On September 20, 2018, the Ninth Circuit issued an opinion finding that the Telephone Consumer Protection Act’s (TCPA’s) “automatic telephone dialing system” (ATDS) definition is vague and ambiguous, and interpreting the statutory definition anew. More specifically, in Marks v. Crunch San Diego, LLC, the court interpreted the TCPA’s ATDS definition broadly to include equipment that dials telephone numbers from a list regardless of whether those numbers were randomly or sequentially generated.
To state a claim under the TCPA’s cellphone provision 47 U.S.C. § 227(b)(1)(A)(iii), a plaintiff must plead and prove, among other things, that he or she received a call or text sent from an ATDS. The TCPA defines an ATDS as equipment that has the capacity “(A) to store or produce telephone numbers to be called, using a random or sequential number generator; and (B) to dial such numbers.” The Federal Communications Commission (FCC) had issued guidance over the past decade interpreting and expanding that definition. As we explained in our post regarding the D.C. Circuit’s opinion in ACA International (and as the Ninth Circuit affirmed in Marks), that guidance is no longer valid and the statutory language alone governs. Courts that have considered how to interpret the statutory language have reached different conclusions about whether the equipment at issue must generate random or sequential telephone numbers or whether merely storing numbers to be called is sufficient.
In Marks, plaintiff alleged that he received text messages from a gym after signing up for a membership. In support of his cellphone provision claim, plaintiff claimed that he did not consent to these messages and that they were sent using an ATDS. At summary judgment, defendant demonstrated that the text messages plaintiff received were sent using equipment that stored telephone numbers of customers and potential customers. Once those numbers were stored on the system, defendant could send messages to them by creating the messages and setting the date and time for their transmission. The Southern District of California granted summary judgment because it concluded defendant’s equipment did not generate numbers randomly or sequentially. While the case was on appeal, the D.C. Circuit issued its opinion in ACA.

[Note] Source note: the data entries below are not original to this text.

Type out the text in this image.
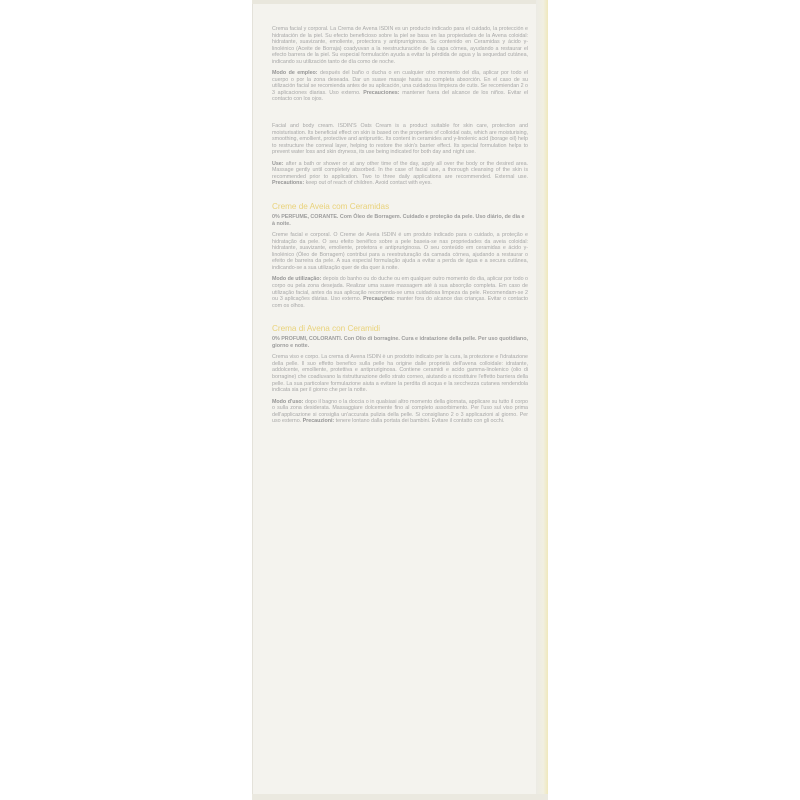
Crema facial y corporal. La Crema de Avena ISDIN es un producto indicado para el cuidado, la protección e hidratación de la piel. Su efecto beneficioso sobre la piel se basa en las propiedades de la Avena coloidal: hidratante, suavizante, emoliente, protectora y antiprurriginosa. Su contenido en Ceramidas y ácido γ-linolénico (Aceite de Borraja) coadyuvan a la reestructuración de la capa córnea, ayudando a restaurar el efecto barrera de la piel. Su especial formulación ayuda a evitar la pérdida de agua y la sequedad cutánea, indicando su utilización tanto de día como de noche.

Modo de empleo: después del baño o ducha o en cualquier otro momento del día, aplicar por todo el cuerpo o por la zona deseada. Dar un suave masaje hasta su completa absorción. En el caso de su utilización facial se recomienda antes de su aplicación, una cuidadosa limpieza de cutis. Se recomiendan 2 o 3 aplicaciones diarias. Uso externo. Precauciones: mantener fuera del alcance de los niños. Evitar el contacto con los ojos.

Facial and body cream. ISDIN'S Oats Cream is a product suitable for skin care, protection and moisturisation. Its beneficial effect on skin is based on the properties of colloidal oats, which are moisturising, smoothing, emollient, protective and antipruritic. Its content in ceramides and γ-linolenic acid (borage oil) help to restructure the corneal layer, helping to restore the skin's barrier effect. Its special formulation helps to prevent water loss and skin dryness, its use being indicated for both day and night use.

Use: after a bath or shower or at any other time of the day, apply all over the body or the desired area. Massage gently until completely absorbed. In the case of facial use, a thorough cleansing of the skin is recommended prior to application. Two to three daily applications are recommended. External use. Precautions: keep out of reach of children. Avoid contact with eyes.

Creme de Aveia com Ceramidas
0% PERFUME, CORANTE. Com Óleo de Borragem. Cuidado e proteção da pele. Uso diário, de dia e à noite.

Creme facial e corporal. O Creme de Aveia ISDIN é um produto indicado para o cuidado, a proteção e hidratação da pele. O seu efeito benéfico sobre a pele baseia-se nas propriedades da aveia coloidal: hidratante, suavizante, emoliente, protetora e antipruriginosa. O seu conteúdo em ceramidas e ácido γ-linolénico (Óleo de Borragem) contribui para a reestruturação da camada córnea, ajudando a restaurar o efeito de barreira da pele. A sua especial formulação ajuda a evitar a perda de água e a secura cutânea, indicando-se a sua utilização quer de dia quer à noite.

Modo de utilização: depois do banho ou do duche ou em qualquer outro momento do dia, aplicar por todo o corpo ou pela zona desejada. Realizar uma suave massagem até à sua absorção completa. Em caso de utilização facial, antes da sua aplicação recomenda-se uma cuidadosa limpeza da pele. Recomendam-se 2 ou 3 aplicações diárias. Uso externo. Precauções: manter fora do alcance das crianças. Evitar o contacto com os olhos.

Crema di Avena con Ceramidi
0% PROFUMI, COLORANTI. Con Olio di borragine. Cura e idratazione della pelle. Per uso quotidiano, giorno e notte.

Crema viso e corpo. La crema di Avena ISDIN è un prodotto indicato per la cura, la protezione e l'idratazione della pelle. Il suo effetto benefico sulla pelle ha origine dalle proprietà dell'avena colloidale: idratante, addolcente, emolliente, protettiva e antipruriginosa. Contiene ceramidi e acido gamma-linolenico (olio di borragine) che coadiuvano la ristrutturazione dello strato corneo, aiutando a ricostituire l'effetto barriera della pelle. La sua particolare formulazione aiuta a evitare la perdita di acqua e la secchezza cutanea rendendola indicata sia per il giorno che per la notte.

Modo d'uso: dopo il bagno o la doccia o in qualsiasi altro momento della giornata, applicare su tutto il corpo o sulla zona desiderata. Massaggiare dolcemente fino al completo assorbimento. Per l'uso sul viso prima dell'applicazione si consiglia un'accurata pulizia della pelle. Si consigliano 2 o 3 applicazioni al giorno. Per uso esterno. Precauzioni: tenere lontano dalla portata dei bambini. Evitare il contatto con gli occhi.
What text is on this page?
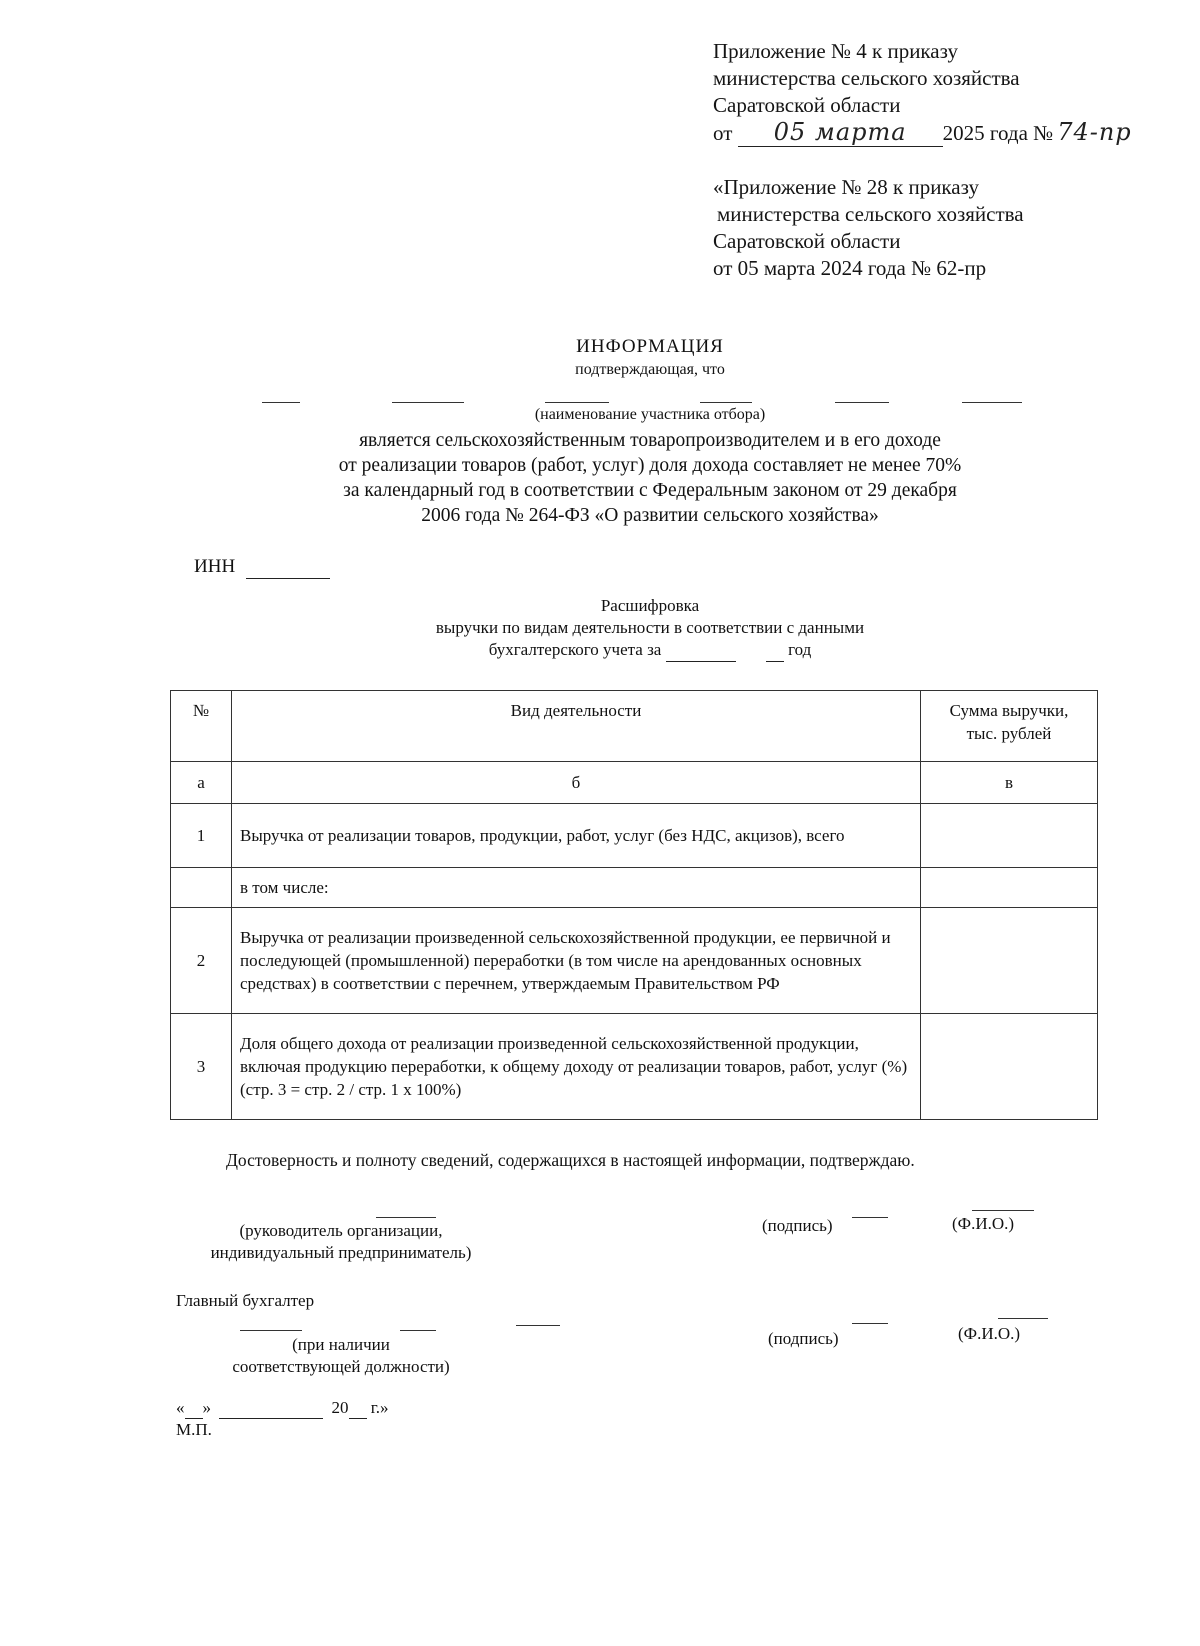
Приложение № 4 к приказу
министерства сельского хозяйства
Саратовской области
от 05 марта 2025 года № 74-пр
«Приложение № 28 к приказу
министерства сельского хозяйства
Саратовской области
от 05 марта 2024 года № 62-пр
ИНФОРМАЦИЯ
подтверждающая, что
(наименование участника отбора)
является сельскохозяйственным товаропроизводителем и в его доходе
от реализации товаров (работ, услуг) доля дохода составляет не менее 70%
за календарный год в соответствии с Федеральным законом от 29 декабря
2006 года № 264-ФЗ «О развитии сельского хозяйства»
ИНН
Расшифровка
выручки по видам деятельности в соответствии с данными
бухгалтерского учета за	год
№	Вид деятельности	Сумма выручки,
тыс. рублей

а	б	в
1	Выручка от реализации товаров, продукции, работ, услуг (без НДС, акцизов), всего	
	в том числе:	
2	Выручка от реализации произведенной сельскохозяйственной продукции, ее первичной и последующей (промышленной) переработки (в том числе на арендованных основных средствах) в соответствии с перечнем, утверждаемым Правительством РФ	
3	Доля общего дохода от реализации произведенной сельскохозяйственной продукции, включая продукцию переработки, к общему доходу от реализации товаров, работ, услуг (%)
(стр. 3 = стр. 2 / стр. 1 х 100%)	

Достоверность и полноту сведений, содержащихся в настоящей информации, подтверждаю.
(руководитель организации,
индивидуальный предприниматель)
(подпись)	(Ф.И.О.)
Главный бухгалтер
(при наличии
соответствующей должности)
(подпись)	(Ф.И.О.)
« »	20 г.»
М.П.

In reversing the Southern District, the Ninth Circuit explained that ACA invalidated all historic FCC guidance regarding the TCPA’s ATDS definition. As a result, the court looked to the statute’s plain language, but found the ATDS definition ambiguous. Ultimately, the Ninth Circuit interpreted the definition to include both (1) equipment which has the capacity to “store numbers to be called” and (2) equipment which has the capacity to “produce numbers to be called, using a random or sequential number generator.” Whichever definition applies, the equipment must also have the capacity to dial numbers automatically “even if the system must be turned on or triggered by a person.” The court then found that there was a dispute of fact about whether defendant’s system met that its new standard and remanded the case.
Consequently, on October 3, 2018, the FCC sought comment on what constitutes an ATDS in order to determine how to interpret and apply the statutory definition. Comments are due by October 17, and replies by October 24, 2018.